I think I could probably eat 2 gallons of plain strawberries! When 1 pint of blueberries was only 79 cents here, I think I ate 4 pints per day - 2 during the work commute, 1 at work for lunch, and 1 at home in the evening. I'm very impressed by all your activities here, especially the fruit leather. I'm curious about canning, but kinda scared off by the botulism stuff. When last year's tomato plants went crazy, I made suace and ladled it all into freezer bags. I'd rather not have to do that this year. Working up the bravery to can, I guess.

Thumperdd said...

Allison - WOW! How'd you get all of those seeds out of your teeth??? LOL

This recipe is a freezer recipe. I'm intimidated by the hot canning as well. If it's an acidic food, you're usually good to go.
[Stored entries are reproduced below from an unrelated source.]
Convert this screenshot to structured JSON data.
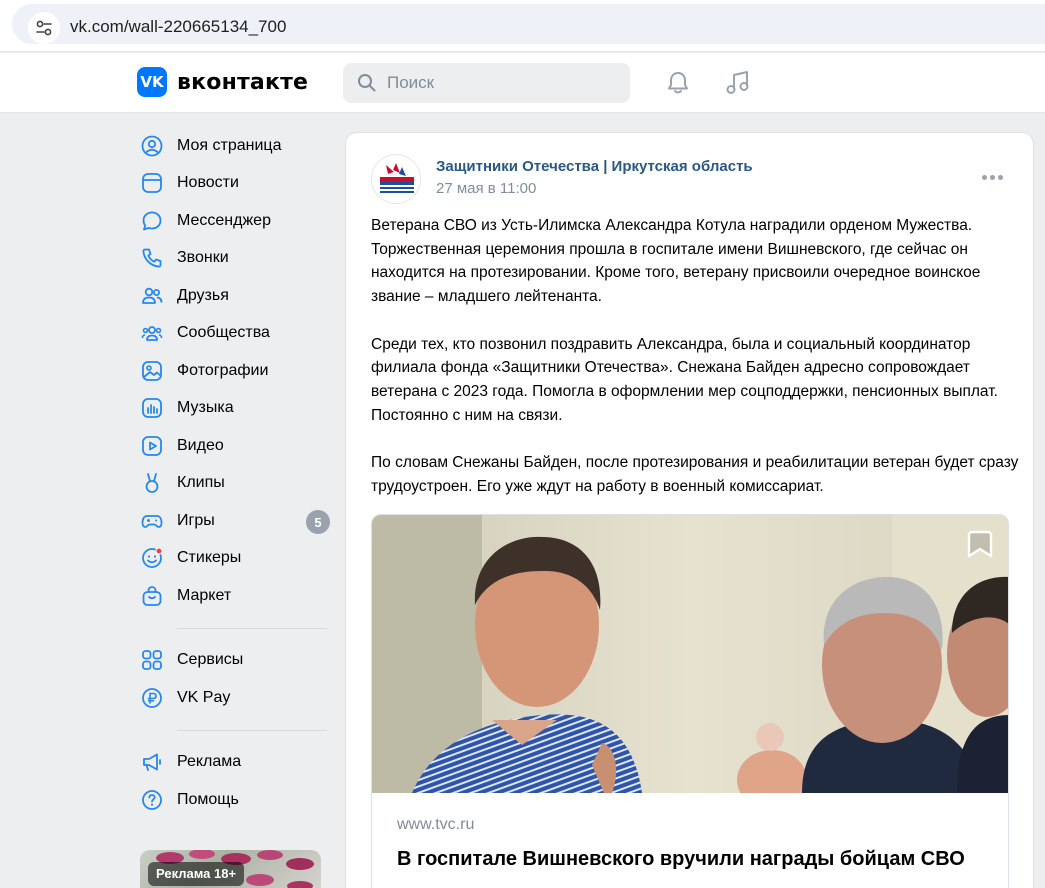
{
  "browser": {
    "url": "vk.com/wall-220665134_700"
  },
  "header": {
    "logo_text": "вконтакте",
    "search_placeholder": "Поиск"
  },
  "sidebar": {
    "items": [
      {
        "label": "Моя страница",
        "icon": "user-circle-icon"
      },
      {
        "label": "Новости",
        "icon": "news-icon"
      },
      {
        "label": "Мессенджер",
        "icon": "message-icon"
      },
      {
        "label": "Звонки",
        "icon": "phone-icon"
      },
      {
        "label": "Друзья",
        "icon": "friends-icon"
      },
      {
        "label": "Сообщества",
        "icon": "communities-icon"
      },
      {
        "label": "Фотографии",
        "icon": "photo-icon"
      },
      {
        "label": "Музыка",
        "icon": "music-icon"
      },
      {
        "label": "Видео",
        "icon": "video-icon"
      },
      {
        "label": "Клипы",
        "icon": "clips-icon"
      },
      {
        "label": "Игры",
        "icon": "games-icon",
        "badge": "5"
      },
      {
        "label": "Стикеры",
        "icon": "stickers-icon"
      },
      {
        "label": "Маркет",
        "icon": "market-icon"
      }
    ],
    "secondary": [
      {
        "label": "Сервисы",
        "icon": "services-icon"
      },
      {
        "label": "VK Pay",
        "icon": "vkpay-icon"
      }
    ],
    "tertiary": [
      {
        "label": "Реклама",
        "icon": "megaphone-icon"
      },
      {
        "label": "Помощь",
        "icon": "help-icon"
      }
    ],
    "ad_label": "Реклама 18+"
  },
  "post": {
    "author": "Защитники Отечества | Иркутская область",
    "date": "27 мая в 11:00",
    "paragraphs": [
      "Ветерана СВО из Усть-Илимска Александра Котула наградили орденом Мужества. Торжественная церемония прошла в госпитале имени Вишневского, где сейчас он находится на протезировании. Кроме того, ветерану присвоили очередное воинское звание – младшего лейтенанта.",
      "Среди тех, кто позвонил поздравить Александра, была и социальный координатор филиала фонда «Защитники Отечества». Снежана Байден адресно сопровождает ветерана с 2023 года. Помогла в оформлении мер соцподдержки, пенсионных выплат. Постоянно с ним на связи.",
      "По словам Снежаны Байден, после протезирования и реабилитации ветеран будет сразу трудоустроен. Его уже ждут на работу в военный комиссариат."
    ],
    "link": {
      "domain": "www.tvc.ru",
      "title": "В госпитале Вишневского вручили награды бойцам СВО"
    }
  },
  "colors": {
    "vk_blue": "#0077ff",
    "link_blue": "#2a5885",
    "secondary_text": "#818c99",
    "page_bg": "#edeef0",
    "icon_blue": "#2688eb"
  }
}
Check with your local Cooperative Extension for tons of info. on canning. It's normally FREE & plentiful, from people who know how to do it. Or, recruit an older neighbor to help - I did this last year & we had a blast making Pear Butter & socializing. WARNING - this is HOT work...do it on an overcast day to prevent overheating the house & yourself!

Danita

Splendid Little Stars said...

YUM! YUM! YUM!
They would not have lasted in my house to be made into anything.
Did you continue drying at 170 in the oven? What if you used parchment paper?

Allison said...

Thanks for the tips. I came across a recent NYTimes article on canning w/ safety info as well.

Thumperdd said...

Splendid -

Sorry for the delay in reply. Busy day yesterday! I stopped drying the fruit leather in the oven after the initial catastrophe with the paper not coming up. I let the pans sit for almost 24 hours on the stove top (unheated). That 2nd drying period is when the fruit leather finally released.

Someone else had mentioned Parchment paper. Not sure. Parchment seems a little porous to me & I feel that the wax on the paper helped with the removal later. If I attempt it again I'll try one parchment & one waxed to see. All the recipes I found online called for waxed paper...

Allison -

Keep me posted on your canning success. I love it when someone tackles a new task!